At the same time, developmentalism demanded the organization of centralized state power in postcolonial states, not only to manage the ostensible implementation of modernization and development but also to maintain political order, understood as the ability to adhere to and abide by the dictates of international capitalist institutions, policies, and practices. State-organized corporatism created an elite comprised of non-proletarian workers and an “aristocracy of labor” (political parties and industrial unions) controlled by what Hintzen described as “professional and intellectual elites” who operated in the interest of international capital. The former anticolonial nationalists morphed into the elite class that implemented developmental policies that would ostensibly bring them closer to the material conditions of wealth enjoyed in the dominant capitalist nations.
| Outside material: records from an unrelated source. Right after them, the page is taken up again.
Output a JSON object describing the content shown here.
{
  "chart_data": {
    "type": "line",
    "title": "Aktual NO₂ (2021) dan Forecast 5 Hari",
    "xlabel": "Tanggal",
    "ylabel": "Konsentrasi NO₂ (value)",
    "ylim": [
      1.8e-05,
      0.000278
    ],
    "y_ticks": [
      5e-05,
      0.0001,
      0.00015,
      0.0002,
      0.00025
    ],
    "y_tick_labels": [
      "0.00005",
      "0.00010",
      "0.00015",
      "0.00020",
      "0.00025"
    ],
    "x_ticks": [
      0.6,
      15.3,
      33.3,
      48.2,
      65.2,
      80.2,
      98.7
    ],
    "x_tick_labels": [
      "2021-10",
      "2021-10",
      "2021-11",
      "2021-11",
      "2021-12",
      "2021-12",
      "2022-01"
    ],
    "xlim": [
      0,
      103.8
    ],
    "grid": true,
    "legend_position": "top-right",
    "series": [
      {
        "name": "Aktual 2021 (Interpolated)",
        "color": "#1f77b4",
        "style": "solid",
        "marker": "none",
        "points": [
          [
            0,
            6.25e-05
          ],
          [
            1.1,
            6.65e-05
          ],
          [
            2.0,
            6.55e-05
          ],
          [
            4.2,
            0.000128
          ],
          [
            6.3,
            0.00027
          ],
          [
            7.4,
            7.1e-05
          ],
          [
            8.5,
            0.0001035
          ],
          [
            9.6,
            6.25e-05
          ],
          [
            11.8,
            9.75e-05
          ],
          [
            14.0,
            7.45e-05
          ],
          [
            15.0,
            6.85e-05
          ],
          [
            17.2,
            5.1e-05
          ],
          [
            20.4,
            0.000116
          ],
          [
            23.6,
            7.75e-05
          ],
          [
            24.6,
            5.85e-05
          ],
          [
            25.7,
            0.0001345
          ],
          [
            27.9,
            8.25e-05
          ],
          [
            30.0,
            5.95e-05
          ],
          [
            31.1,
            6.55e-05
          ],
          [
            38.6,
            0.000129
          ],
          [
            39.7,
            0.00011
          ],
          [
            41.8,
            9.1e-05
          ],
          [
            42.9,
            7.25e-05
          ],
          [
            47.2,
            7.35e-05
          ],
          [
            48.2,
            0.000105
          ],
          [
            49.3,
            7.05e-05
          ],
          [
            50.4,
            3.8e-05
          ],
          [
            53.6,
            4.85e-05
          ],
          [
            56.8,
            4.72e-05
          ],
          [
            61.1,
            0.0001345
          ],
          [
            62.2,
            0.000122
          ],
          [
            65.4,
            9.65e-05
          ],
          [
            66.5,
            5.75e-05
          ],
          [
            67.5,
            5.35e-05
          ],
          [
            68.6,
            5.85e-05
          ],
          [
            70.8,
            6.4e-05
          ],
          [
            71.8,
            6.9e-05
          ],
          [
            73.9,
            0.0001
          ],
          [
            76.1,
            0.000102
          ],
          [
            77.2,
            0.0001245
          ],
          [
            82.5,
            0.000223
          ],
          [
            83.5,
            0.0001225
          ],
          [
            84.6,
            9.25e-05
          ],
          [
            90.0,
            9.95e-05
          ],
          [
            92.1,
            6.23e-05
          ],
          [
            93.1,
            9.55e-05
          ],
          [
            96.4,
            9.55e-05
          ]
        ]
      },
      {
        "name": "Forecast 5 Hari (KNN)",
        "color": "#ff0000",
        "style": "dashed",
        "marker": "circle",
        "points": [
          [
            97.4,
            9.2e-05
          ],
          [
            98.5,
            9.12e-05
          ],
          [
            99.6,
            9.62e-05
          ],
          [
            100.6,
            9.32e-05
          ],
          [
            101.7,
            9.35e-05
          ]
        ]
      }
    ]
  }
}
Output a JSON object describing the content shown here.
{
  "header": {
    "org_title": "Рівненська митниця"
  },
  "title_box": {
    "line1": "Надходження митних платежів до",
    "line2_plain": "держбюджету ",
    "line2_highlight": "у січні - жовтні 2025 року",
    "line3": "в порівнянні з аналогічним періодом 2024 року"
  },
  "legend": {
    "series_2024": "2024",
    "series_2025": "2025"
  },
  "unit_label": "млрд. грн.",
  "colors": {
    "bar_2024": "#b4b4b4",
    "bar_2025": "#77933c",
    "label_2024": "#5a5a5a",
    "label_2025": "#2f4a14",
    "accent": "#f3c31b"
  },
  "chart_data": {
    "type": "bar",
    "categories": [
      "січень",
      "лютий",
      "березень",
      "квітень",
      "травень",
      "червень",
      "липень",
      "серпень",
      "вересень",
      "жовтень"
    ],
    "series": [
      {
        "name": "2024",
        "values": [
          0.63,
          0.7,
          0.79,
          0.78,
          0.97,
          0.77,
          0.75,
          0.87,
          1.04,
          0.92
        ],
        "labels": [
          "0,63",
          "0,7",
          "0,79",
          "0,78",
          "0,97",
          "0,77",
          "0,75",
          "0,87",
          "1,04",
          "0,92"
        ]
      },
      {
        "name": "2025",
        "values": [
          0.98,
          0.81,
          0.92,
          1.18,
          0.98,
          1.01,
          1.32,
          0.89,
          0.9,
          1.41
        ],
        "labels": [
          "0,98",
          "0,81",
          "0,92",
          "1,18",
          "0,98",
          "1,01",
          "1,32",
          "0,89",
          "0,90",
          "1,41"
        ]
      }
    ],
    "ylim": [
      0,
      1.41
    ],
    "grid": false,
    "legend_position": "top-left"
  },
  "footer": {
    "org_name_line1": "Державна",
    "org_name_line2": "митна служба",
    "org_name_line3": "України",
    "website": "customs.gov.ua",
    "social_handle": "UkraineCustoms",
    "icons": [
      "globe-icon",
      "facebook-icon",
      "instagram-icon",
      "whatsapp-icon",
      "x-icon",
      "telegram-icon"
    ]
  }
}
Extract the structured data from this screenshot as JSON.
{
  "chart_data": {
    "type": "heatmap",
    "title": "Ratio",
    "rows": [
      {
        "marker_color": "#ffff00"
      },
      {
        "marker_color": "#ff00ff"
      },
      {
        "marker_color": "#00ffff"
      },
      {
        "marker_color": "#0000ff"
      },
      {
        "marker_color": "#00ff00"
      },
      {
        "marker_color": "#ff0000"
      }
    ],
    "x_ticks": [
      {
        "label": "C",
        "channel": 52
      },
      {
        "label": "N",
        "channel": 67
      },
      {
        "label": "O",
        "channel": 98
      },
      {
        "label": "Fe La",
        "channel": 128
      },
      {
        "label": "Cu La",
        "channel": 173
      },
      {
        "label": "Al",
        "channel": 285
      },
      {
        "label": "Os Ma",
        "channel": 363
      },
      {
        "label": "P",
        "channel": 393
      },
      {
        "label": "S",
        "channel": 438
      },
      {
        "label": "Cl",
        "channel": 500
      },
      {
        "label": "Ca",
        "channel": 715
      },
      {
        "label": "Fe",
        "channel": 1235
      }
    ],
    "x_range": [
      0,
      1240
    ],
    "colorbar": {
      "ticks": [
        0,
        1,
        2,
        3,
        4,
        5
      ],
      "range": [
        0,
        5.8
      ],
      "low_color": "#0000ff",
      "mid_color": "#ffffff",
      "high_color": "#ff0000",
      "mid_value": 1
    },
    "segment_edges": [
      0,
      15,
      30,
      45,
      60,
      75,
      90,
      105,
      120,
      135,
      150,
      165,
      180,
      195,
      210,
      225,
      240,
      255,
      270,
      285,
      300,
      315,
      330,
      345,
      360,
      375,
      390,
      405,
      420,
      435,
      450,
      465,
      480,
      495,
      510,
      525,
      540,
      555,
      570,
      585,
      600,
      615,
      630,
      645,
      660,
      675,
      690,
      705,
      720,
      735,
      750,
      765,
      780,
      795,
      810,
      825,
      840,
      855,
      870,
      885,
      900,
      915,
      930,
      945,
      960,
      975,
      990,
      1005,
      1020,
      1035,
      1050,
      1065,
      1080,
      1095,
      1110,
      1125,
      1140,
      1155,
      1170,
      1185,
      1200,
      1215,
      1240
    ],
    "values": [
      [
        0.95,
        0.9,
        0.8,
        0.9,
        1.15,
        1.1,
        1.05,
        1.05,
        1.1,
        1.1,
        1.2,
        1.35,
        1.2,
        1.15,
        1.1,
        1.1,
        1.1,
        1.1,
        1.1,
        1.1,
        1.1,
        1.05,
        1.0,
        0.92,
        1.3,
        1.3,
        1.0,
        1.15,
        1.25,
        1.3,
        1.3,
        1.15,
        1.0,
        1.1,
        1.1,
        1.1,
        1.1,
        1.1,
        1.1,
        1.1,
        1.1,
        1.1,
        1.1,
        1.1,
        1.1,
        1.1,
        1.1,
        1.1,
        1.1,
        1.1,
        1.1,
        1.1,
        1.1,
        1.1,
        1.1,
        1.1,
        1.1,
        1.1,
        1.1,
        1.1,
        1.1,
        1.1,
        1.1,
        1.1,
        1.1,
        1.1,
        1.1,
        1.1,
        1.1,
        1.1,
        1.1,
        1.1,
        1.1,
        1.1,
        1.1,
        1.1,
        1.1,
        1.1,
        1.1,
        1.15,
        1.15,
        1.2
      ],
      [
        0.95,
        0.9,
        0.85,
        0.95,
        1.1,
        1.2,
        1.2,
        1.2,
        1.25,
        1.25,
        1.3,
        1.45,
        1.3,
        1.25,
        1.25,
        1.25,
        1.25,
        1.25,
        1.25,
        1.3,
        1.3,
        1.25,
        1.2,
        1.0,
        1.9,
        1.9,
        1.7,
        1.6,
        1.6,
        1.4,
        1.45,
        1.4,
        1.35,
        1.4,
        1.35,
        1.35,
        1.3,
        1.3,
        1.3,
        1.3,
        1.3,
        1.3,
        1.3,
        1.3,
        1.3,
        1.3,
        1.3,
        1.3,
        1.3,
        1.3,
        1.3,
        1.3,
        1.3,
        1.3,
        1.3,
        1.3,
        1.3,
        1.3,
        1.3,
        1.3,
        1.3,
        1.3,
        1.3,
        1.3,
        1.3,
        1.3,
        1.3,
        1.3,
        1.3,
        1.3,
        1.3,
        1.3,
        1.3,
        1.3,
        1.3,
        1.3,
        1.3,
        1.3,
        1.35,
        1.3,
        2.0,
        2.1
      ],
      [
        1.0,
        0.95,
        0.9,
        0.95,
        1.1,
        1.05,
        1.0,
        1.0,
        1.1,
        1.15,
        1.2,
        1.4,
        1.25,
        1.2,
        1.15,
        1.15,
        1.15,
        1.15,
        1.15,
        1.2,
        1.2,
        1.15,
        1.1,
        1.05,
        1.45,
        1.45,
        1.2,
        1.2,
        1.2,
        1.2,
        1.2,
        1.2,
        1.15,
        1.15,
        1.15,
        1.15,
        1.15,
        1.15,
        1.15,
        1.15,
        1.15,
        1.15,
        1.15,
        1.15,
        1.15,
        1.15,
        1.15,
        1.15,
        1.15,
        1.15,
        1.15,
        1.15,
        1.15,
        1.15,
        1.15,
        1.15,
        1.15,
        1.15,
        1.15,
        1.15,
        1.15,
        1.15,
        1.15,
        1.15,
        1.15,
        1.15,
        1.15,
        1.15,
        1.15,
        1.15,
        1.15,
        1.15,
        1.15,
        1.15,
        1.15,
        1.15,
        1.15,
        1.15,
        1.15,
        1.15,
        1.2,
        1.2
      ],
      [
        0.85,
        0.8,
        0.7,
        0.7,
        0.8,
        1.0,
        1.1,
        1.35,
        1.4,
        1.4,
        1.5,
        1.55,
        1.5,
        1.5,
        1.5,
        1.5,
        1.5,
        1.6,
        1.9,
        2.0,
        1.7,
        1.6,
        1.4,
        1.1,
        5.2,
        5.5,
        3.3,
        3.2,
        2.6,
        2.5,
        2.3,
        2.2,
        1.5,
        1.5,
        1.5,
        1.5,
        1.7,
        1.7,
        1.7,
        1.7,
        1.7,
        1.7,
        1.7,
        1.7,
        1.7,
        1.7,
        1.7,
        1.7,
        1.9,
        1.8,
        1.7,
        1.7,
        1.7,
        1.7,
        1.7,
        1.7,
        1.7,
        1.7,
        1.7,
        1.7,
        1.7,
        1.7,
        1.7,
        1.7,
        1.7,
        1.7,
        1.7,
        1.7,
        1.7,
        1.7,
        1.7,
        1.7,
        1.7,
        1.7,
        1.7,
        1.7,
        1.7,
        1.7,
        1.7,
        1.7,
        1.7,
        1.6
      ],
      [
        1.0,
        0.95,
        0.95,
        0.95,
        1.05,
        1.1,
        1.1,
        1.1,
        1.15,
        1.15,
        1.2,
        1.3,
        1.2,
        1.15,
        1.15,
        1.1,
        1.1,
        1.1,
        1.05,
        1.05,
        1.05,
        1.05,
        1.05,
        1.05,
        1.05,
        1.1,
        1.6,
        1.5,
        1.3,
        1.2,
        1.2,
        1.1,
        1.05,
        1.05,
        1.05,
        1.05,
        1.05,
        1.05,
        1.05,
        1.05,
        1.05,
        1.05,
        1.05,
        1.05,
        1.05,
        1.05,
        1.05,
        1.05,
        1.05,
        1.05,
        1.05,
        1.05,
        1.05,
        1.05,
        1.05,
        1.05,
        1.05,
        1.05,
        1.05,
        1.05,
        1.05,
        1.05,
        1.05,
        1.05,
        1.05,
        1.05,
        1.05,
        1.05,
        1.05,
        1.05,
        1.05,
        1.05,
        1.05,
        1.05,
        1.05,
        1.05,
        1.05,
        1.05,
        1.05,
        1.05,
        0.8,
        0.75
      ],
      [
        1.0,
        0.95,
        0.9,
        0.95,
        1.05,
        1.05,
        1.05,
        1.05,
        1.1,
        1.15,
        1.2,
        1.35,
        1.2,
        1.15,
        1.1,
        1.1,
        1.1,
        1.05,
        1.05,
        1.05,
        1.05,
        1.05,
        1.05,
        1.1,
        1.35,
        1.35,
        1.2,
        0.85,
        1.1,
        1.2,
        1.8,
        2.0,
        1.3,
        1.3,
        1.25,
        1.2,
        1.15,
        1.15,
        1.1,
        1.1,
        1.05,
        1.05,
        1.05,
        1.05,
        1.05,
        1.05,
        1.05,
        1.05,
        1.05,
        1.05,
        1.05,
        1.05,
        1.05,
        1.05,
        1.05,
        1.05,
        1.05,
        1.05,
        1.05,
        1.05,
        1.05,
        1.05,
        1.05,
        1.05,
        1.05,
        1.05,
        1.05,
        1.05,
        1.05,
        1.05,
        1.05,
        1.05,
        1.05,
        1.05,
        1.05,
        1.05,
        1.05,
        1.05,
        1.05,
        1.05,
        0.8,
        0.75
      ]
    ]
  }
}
Hintzen argued that this is not least because “the upper and middle strata are integrally tied to and dependent upon the state” and upon international capital for all form of access, including “states of exception” that allow them to employ “corruption, cronyism, and nepotism” in efforts to garner and maintain material and cultural resources. Ultimately, power, authority, and control of the state rested in the meritocratic and technical claim of the upper and middle strata to cultural superiority—read proximity to Western values, ethics, and imperatives—as the agents of modernization and development.
As a quintessentially Caribbean subject, born in Guyana and raised in Barbados, Hintzen intimates in “The Arc of the Postcolonial,” that his sensitivity to racial injustice, imperialism, and militarism at the intersection of British coloniality and U.S. capitalist hegemony made him skeptical “that the postcolonial arc bent in the direction of a transformative agenda for justice.” Nonetheless, his unique study, critique, and attempt to reshape the arc of the postcolonial ultimately put justice back on the table. His unparalleled ability to bring together the local, national, and global contours of political economy, class, race, culture, ideology, and state formation positions him as one of the most careful and sophisticated scholars of the Caribbean as the cradle of the modern world. His body of work, only a fraction of which is collected in Reproducing Domination, makes an important but heretofore unacknowledged contribution to the political philosophy and political economy of racial capitalism.